The banking system has embraced this human bias. Suncorp allows you to link up to nine sub-accounts to help you “see how your savings goals are tracking” and “with three pots of money, the AMP Bett3r Account (Bett3r) helps you automatically pay bills, save and know what’s left to spend”.
It all changes at retirement
All through our working lives, the financial system supports our need to engage in mental accounting: we receive a periodic wage, we segregate our short and medium-term finances into different buckets, and we have a long-term pool of retirement savings that we can’t touch. We don’t need to worry about our whole portfolio moving up and down in line with market fluctuations, as there are segmented pieces all designed to serve different purposes. But as soon as retirement hits, this structure changes. Suddenly we have a large, tempting lump sum of capital. And to manage it effectively, we need to take a whole-of-portfolio approach to it, which we aren’t well equipped to do.
A few advice techniques and products have been developed to address this. For example, part of the goals-based advice approach segregates clients’ wealth into short-, medium- and long-term buckets. Defining these can help clients stay the course during volatile markets. If the short-term bucket isn’t moving around (because it’s invested in short-term cash and fixed interest), clients feel comforted by this stability and may be more likely to keep their medium- and long-term buckets invested. Some of the larger super funds have adopted this strategy. Equip’s MyPension uses a bucketing strategy to help manage its members’ emotional drivers.

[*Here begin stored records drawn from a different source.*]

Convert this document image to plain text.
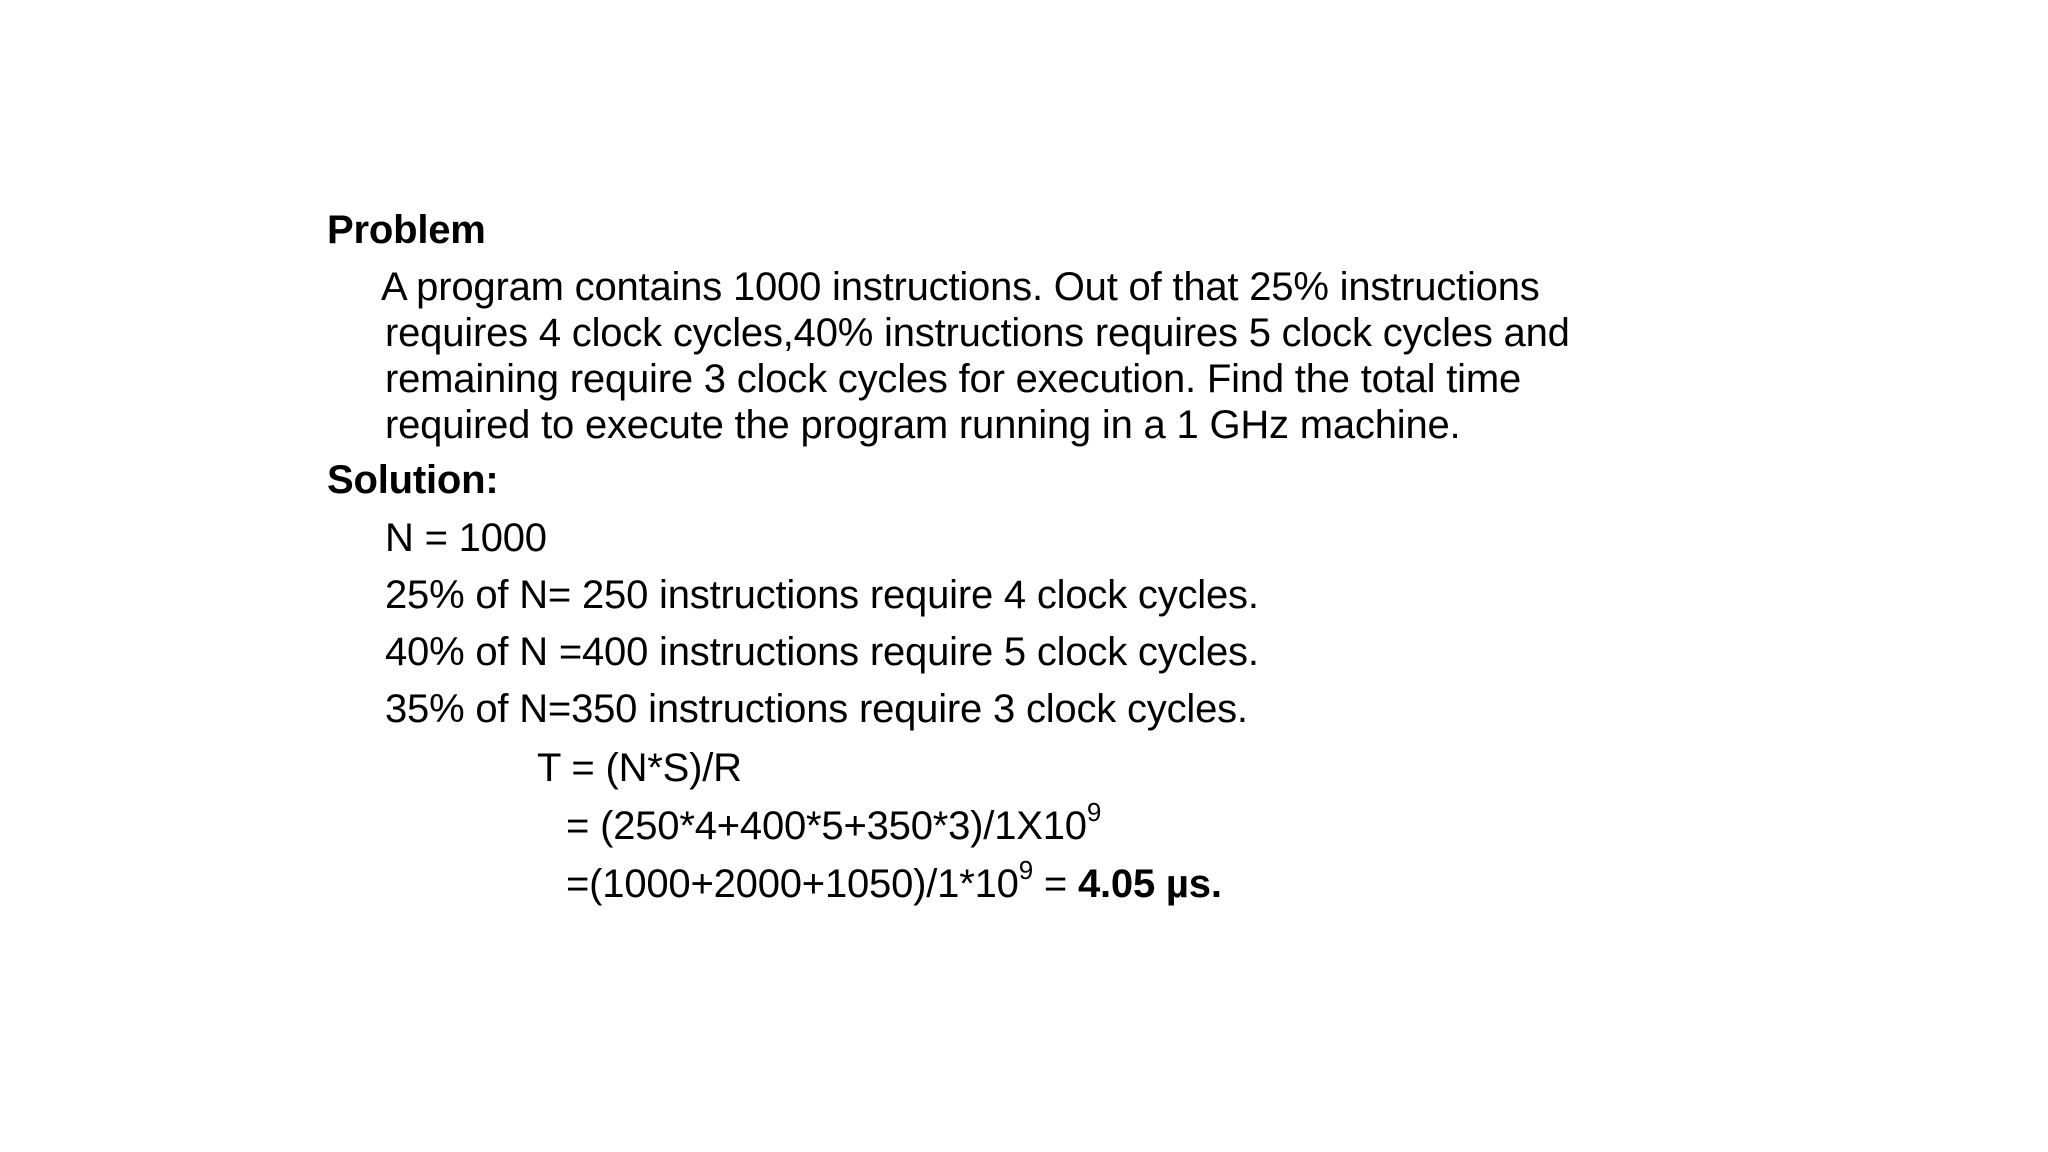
Problem
A program contains 1000 instructions. Out of that 25% instructions
requires 4 clock cycles,40% instructions requires 5 clock cycles and
remaining require 3 clock cycles for execution. Find the total time
required to execute the program running in a 1 GHz machine.
Solution:
N = 1000
25% of N= 250 instructions require 4 clock cycles.
40% of N =400 instructions require 5 clock cycles.
35% of N=350 instructions require 3 clock cycles.
T = (N*S)/R
= $(250*4+400*5+350*3)/1X10^9$
$=(1000+2000+1050)/1*10^9 = 4.05$ µs.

The bucketing approach isn’t a panacea, it can often lead to a client being too conservatively invested and can create a cash drag on returns. The advancements in managed accounts may help advisers handle the buckets systematically (like a diversified portfolio) and reduce some of the investment imperfections of the strategy, but I’m yet to see evidence of this. The imperfections of the bucketing strategy need to be weighed up against why we engage in mental accounting. One of the main reasons for it is to aid self-control. A cash drag on a portfolio may not be optimal over time, but worse is a client panicking at the bottom of a cycle, selling all of their growth investments, and not re-investing until the market has substantially recovered.

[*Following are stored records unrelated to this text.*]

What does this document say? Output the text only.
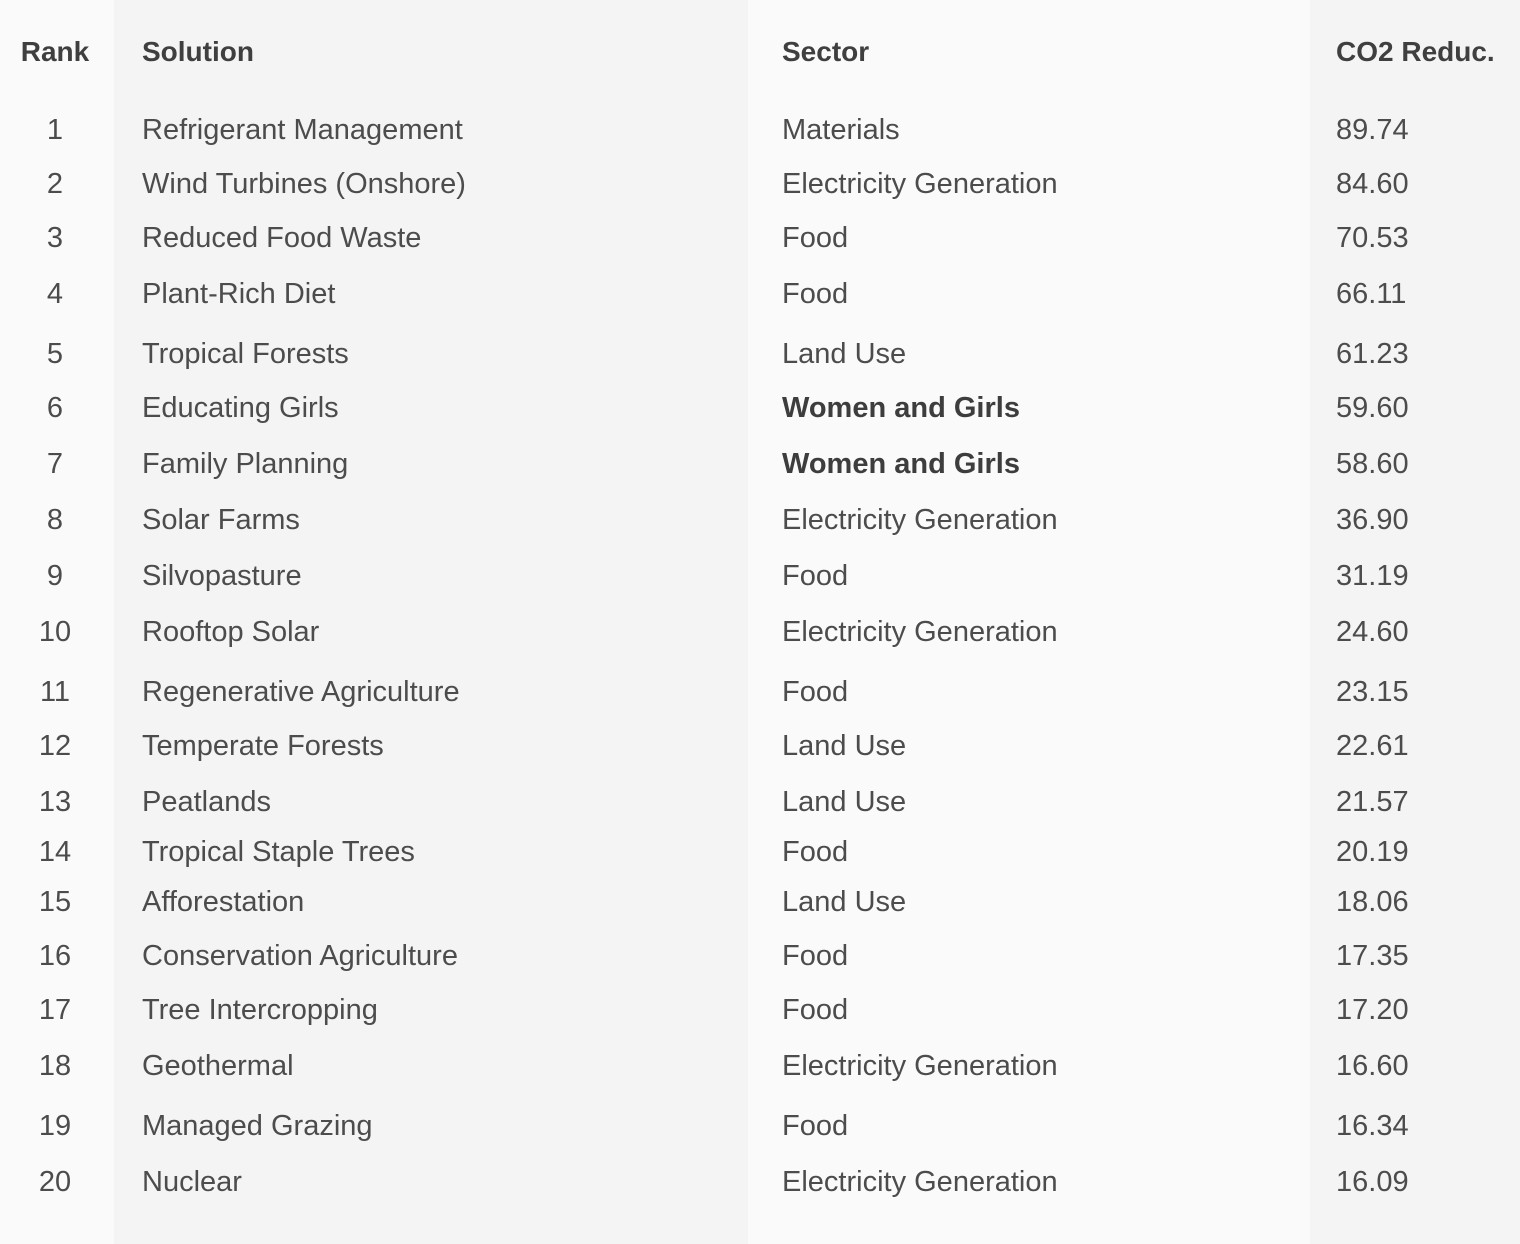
Rank	Solution	Sector	CO2 Reduc.
1	Refrigerant Management	Materials	89.74
2	Wind Turbines (Onshore)	Electricity Generation	84.60
3	Reduced Food Waste	Food	70.53
4	Plant-Rich Diet	Food	66.11
5	Tropical Forests	Land Use	61.23
6	Educating Girls	Women and Girls	59.60
7	Family Planning	Women and Girls	58.60
8	Solar Farms	Electricity Generation	36.90
9	Silvopasture	Food	31.19
10	Rooftop Solar	Electricity Generation	24.60
11	Regenerative Agriculture	Food	23.15
12	Temperate Forests	Land Use	22.61
13	Peatlands	Land Use	21.57
14	Tropical Staple Trees	Food	20.19
15	Afforestation	Land Use	18.06
16	Conservation Agriculture	Food	17.35
17	Tree Intercropping	Food	17.20
18	Geothermal	Electricity Generation	16.60
19	Managed Grazing	Food	16.34
20	Nuclear	Electricity Generation	16.09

A better solution to retirement is more sophisticated reporting that could disaggregate a well-diversified portfolio into appropriately labelled mental accounts that match goals and timeframes. This would overcome any investment-related issues with managing separate buckets as a whole portfolio and enable meaningful advice conversations. While this is on the radar of some of the more progressive platforms, I’ve not seen it done well.
The government has acknowledged that behavioural biases at retirement need to be addressed and comprehensive income products for retirement need to deal with this issue. It’s clear the super system is grappling with mental accounting, but we’ve got a way to go yet. Product development, client reporting and member communications need to be mindful that we have biases that can lead to sub-optimal outcomes if not well managed. And we need to provide an appropriate set of crutches after work years to support better retirement outcomes.
Annika Bradley is a financial services consultant and a director of the CIMA Society of Australia.